Administracja prezydenta USA Donalda Trumpa poinformowała w czwartek swoich zagranicznych partnerów o zamiarze wyjścia z traktatu o otwartych przestworzach – informuje agencja AP. Strona amerykańska uzasadnia decyzję łamaniem układu przez Rosję.
Strona amerykańska uzasadnia decyzję regularnym łamaniem postanowień traktatu przez Rosję. Miało to przyczyniać się do powstania zagrożenia wojskowego dla USA oraz jego sojuszników. Rosjanie – jak przekazali amerykańscy urzędnicy – mieli m.in. ograniczać możliwość przelotów nad Moskwą, Czeczenią oraz w pobliżu dwóch zbuntowanych regionów Gruzji, kontrolowanych przez Rosję – Abchazji i Osetii Południowej, a także utrudniać obserwacje obwodu kaliningradzkiego.
To kolejny przypadek, gdy administracja Trumpa wycofuje USA z międzynarodowego układu z Rosją. W ubiegłym roku Stany Zjednoczony oficjalnie wystąpiły z traktatu o likwidacji pocisków rakietowych średniego i pośredniego zasięgu (INF). Wycofanie się z tego porozumienia, podpisanego jeszcze w latach ZSRR, USA uzasadniały tym, że Rosja nie stosuje się do jego zapisów i rozmieszcza pociski manewrujące 9M729. Układ przestał obowiązywać w sierpniu ubiegłego roku.
Wyjście z traktatu o otwartych przestworzach prawdopodobnie doprowadzi do napięć w relacjach z Moskwą oraz „zasmuci europejskich sojuszników (USA) i niektórych członków Kongresu” – ocenia w komentarzu na gorąco agencja Associated Press.

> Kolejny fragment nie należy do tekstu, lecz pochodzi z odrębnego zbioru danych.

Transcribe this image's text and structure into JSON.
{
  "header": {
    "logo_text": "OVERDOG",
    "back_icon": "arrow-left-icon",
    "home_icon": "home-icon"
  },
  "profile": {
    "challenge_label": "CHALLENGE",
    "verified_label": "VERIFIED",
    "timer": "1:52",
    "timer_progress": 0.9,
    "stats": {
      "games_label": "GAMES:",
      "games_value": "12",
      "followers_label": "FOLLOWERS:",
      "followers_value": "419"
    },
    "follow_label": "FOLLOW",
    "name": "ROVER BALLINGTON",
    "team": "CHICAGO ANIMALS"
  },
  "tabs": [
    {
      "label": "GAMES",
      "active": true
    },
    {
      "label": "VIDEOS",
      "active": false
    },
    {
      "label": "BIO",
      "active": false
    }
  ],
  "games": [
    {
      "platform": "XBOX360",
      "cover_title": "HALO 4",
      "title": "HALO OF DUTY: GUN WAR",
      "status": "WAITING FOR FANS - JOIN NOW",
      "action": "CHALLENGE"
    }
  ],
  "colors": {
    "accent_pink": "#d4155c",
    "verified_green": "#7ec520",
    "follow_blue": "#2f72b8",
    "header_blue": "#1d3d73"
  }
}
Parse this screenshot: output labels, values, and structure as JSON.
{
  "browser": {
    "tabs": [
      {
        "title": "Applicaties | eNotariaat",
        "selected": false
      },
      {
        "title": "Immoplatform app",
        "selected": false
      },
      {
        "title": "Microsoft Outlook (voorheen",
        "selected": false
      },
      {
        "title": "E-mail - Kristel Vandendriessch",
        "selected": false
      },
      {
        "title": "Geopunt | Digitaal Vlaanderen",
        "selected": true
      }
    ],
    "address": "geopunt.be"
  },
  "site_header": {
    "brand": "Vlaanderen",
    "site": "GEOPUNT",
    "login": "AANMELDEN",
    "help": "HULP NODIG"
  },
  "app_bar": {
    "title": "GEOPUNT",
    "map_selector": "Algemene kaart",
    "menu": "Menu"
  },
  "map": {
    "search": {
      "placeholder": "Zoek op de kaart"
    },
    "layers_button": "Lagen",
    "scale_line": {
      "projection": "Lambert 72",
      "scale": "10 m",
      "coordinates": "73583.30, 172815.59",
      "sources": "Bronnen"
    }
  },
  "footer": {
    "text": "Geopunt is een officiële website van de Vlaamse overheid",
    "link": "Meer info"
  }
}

Amerykańscy urzędnicy utrzymują, że w ostatnich dniach rozpoczęto z Rosjanami rozmowy na temat nowej rundy negocjacji w sprawie zbrojeń nuklearnych. „Naszym celem jest utworzenie razem silnych zespołów, by rozpocząć tworzenie kolejnej generacji środków kontroli broni nuklearnej. Stany Zjednoczone są oddane sprawom kontroli zbrojeń oraz europejskiego bezpieczeństwa (…)” – tłumaczył jeden z przedstawicieli waszyngtońskiej administracji.
Traktat o otwartych przestworzach wszedł w życie 1 stycznia 2002 roku. Jego celem jest zwiększenie, poprzez obserwację z powietrza, przejrzystości działań wojskowych podejmowanych przez strony porozumienia. Obecnie są w nim 34 państwa, m.in. Polska, Białoruś, Francja, Niemcy, Włochy, Rumunia, Rosja, Szwecja, Turcja, Ukraina oraz Wielka Brytania.